This sheet of questions goes with the
packet handed out in class including information from
Star-Finding with a Planisphere by
Alan M. MacRobert and The Edmund Sky
Guide by Terence Dickinson and Sam Brown.
Answer the following questions based on the handout and your planisphere. Use
complete sentences in your answers: some answers will require
frequent returns to the text to figure out and you will need to
use more than one sentence in some cases.
For an excellent image of the spectra of representative stars for the main types of stars see this page at the Astronomy Picture of the Day. You can search that site for star colors and come up with a number of pages that show the contrasting real colors of stars.
Here are a series of links that will be useful in introducing the material in this lesson:
A Java-applet showing how temperature is related to the color produced by a glowing-hot object.
What colors do stars come in? Astronomers refer to these colors using one-letter codes. What colors and temperatures do these codes correspond to? Make a chart.
The one-letter codes can be listed in a row like this: OBAFGKM. Come up with an original mnemonic to remember the order of these color codes. The standard (and lame) mnemonic is Oh, Be AFine Girl/Guy, Kiss Me. Surely you can do better than that!

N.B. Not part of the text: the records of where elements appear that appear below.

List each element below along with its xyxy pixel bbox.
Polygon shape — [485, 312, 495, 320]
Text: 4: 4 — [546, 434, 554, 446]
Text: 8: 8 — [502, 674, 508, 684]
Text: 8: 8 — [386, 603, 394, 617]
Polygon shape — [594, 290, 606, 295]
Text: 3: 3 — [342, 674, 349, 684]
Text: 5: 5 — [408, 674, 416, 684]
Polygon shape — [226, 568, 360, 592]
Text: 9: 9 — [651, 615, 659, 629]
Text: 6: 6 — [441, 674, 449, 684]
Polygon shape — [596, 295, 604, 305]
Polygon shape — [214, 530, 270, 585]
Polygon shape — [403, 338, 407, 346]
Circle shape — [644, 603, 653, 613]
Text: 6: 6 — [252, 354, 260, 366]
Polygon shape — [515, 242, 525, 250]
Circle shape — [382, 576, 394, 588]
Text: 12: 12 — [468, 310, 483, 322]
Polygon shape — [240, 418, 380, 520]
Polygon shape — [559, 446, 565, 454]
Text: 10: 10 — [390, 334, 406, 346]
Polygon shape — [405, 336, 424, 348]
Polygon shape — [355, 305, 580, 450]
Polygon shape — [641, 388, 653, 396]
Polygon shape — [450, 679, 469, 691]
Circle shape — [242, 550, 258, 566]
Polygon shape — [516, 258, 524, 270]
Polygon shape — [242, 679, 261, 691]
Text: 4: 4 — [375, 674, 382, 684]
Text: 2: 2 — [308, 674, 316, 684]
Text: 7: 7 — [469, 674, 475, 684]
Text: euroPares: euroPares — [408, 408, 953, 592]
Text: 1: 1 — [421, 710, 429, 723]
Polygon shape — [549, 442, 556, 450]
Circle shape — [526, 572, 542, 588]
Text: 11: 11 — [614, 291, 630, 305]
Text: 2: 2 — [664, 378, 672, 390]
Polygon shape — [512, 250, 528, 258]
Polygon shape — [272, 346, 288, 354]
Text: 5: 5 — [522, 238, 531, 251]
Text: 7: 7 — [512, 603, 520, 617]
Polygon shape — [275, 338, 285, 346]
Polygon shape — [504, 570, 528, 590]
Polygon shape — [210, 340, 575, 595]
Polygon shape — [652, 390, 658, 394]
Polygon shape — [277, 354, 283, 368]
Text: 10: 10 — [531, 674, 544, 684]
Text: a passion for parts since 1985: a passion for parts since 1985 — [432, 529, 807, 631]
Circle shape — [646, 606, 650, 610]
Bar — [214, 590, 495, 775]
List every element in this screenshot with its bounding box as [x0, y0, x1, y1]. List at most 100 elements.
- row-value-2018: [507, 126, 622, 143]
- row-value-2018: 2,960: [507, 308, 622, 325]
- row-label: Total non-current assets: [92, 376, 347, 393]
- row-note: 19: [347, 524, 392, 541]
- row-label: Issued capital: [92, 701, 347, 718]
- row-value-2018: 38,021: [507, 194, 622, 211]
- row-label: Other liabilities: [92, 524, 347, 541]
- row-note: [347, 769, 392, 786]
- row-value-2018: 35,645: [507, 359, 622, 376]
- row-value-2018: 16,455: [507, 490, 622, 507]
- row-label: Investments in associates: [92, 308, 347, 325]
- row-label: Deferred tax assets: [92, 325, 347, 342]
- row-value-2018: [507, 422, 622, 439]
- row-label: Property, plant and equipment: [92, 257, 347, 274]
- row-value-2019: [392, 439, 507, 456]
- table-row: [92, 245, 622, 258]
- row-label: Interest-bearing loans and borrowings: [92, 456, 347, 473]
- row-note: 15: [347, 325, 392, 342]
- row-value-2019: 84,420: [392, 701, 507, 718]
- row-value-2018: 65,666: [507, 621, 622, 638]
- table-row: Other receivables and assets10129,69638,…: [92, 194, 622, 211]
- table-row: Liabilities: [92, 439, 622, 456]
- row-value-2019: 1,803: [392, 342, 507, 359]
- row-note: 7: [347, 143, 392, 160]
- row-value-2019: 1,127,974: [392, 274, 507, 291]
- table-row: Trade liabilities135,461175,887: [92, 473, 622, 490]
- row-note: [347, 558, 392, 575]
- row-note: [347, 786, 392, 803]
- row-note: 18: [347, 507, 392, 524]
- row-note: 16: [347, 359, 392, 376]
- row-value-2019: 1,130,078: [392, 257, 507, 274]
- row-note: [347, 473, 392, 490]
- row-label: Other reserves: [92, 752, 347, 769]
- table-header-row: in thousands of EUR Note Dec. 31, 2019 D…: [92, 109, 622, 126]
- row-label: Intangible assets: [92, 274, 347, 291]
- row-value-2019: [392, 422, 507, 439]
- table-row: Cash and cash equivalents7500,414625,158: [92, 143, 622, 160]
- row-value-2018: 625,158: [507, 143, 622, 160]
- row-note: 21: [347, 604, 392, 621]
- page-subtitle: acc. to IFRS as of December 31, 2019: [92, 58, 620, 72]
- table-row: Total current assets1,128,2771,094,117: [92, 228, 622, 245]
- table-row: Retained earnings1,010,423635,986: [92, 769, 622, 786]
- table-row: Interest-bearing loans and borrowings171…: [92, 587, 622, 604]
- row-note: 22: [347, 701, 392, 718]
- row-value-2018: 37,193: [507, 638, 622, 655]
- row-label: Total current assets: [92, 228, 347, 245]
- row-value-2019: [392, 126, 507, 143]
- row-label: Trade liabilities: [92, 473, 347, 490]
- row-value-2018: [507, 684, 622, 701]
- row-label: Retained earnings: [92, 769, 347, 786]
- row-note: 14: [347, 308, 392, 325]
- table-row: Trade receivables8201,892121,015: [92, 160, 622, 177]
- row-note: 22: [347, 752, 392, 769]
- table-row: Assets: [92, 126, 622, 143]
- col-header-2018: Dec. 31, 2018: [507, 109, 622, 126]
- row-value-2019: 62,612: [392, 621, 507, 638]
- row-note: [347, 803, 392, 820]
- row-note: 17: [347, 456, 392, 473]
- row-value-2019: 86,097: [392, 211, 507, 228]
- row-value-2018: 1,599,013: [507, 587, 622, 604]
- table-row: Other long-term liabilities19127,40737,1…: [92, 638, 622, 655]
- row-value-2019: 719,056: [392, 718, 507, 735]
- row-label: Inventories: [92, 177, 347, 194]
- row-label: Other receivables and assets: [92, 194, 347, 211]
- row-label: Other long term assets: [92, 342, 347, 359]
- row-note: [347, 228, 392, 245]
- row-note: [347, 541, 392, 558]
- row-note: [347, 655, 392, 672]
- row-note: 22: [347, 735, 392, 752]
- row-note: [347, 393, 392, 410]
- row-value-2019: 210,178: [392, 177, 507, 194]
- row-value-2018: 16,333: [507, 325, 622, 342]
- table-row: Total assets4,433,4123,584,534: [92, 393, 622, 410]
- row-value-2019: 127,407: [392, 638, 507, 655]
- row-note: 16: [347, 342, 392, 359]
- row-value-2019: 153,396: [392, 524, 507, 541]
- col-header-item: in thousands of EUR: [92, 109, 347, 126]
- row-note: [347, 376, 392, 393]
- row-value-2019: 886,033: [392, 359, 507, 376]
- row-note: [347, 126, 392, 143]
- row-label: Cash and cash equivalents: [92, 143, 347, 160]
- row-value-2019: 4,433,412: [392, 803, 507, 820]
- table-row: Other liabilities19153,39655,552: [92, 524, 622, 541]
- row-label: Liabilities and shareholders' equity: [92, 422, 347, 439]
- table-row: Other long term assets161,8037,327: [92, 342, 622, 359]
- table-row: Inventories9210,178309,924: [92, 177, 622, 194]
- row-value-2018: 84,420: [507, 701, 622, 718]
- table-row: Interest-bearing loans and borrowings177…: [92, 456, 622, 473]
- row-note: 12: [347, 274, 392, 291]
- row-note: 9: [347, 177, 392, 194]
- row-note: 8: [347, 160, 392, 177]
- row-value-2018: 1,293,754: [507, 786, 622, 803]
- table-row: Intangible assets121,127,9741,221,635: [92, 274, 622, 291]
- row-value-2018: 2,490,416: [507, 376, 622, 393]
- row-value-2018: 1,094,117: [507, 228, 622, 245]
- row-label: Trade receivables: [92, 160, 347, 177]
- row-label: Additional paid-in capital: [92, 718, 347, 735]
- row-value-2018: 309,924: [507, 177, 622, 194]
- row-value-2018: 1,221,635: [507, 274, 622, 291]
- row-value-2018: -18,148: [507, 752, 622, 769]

The color-code system is not really as simple as the plain colors of the stars. What does the spectrum of a star have to do with the Spectral Type (as these codes are properly called)?
What is the star magnitude scale?
What is the faintest magnitude you can see without binoculars or a telescope?
In brighly lit areas fewer stars can be seen than in areas that have few street- and house-lights. Why?
What is the limit in star magnitudes for someone in a city?
How much brighter is a first magnitude star (like Spica, magnitude 1) than a fourth magnitude star (like delta Lyra)?
Some stars vary in brightness. From the text find at least two examples.
Do the stars move in relation to one another? If so, do people live long enough to notice this motion just by looking up into the sky?
You have been learning how to navigate around the sky using degrees. The sky can be thought of as a huge sphere that we look at from the inside. It is convenient to do this because then distances between objects in the sky can be given in degrees. How many degrees of the sky are there between the point that is due North of you through the zenith to the point that is due South of you? How could you find a point that is 45° from the horizon?
What are some convenient “rulers” you can use to make measurements of distances in degrees on the sky? How could you find 1°, 5°, 10°, or 15° in the sky? Draw pictures.
Which of the Connection maps from your text in more useful this time of year (there are two)? Why?
Compare the constellations shown on these maps to the constellations on your planisphere that can be seen at 20:00 (21:00 daylight savings time). Make a list from each source to make this comparison. The one on page 9 is set up for highest accuracy in mid-September around 20:00 (21:00 daylight savings time). These maps show the constellations that the authors of the text think will be easiest to find. What does that tell you about the other constellations on your planisphere?
Look at your two lists from the previous question. Compare how many bright stars (first or second magnitude) there are in the constellations from the star map constellations vs. the other constellations on your planisphere.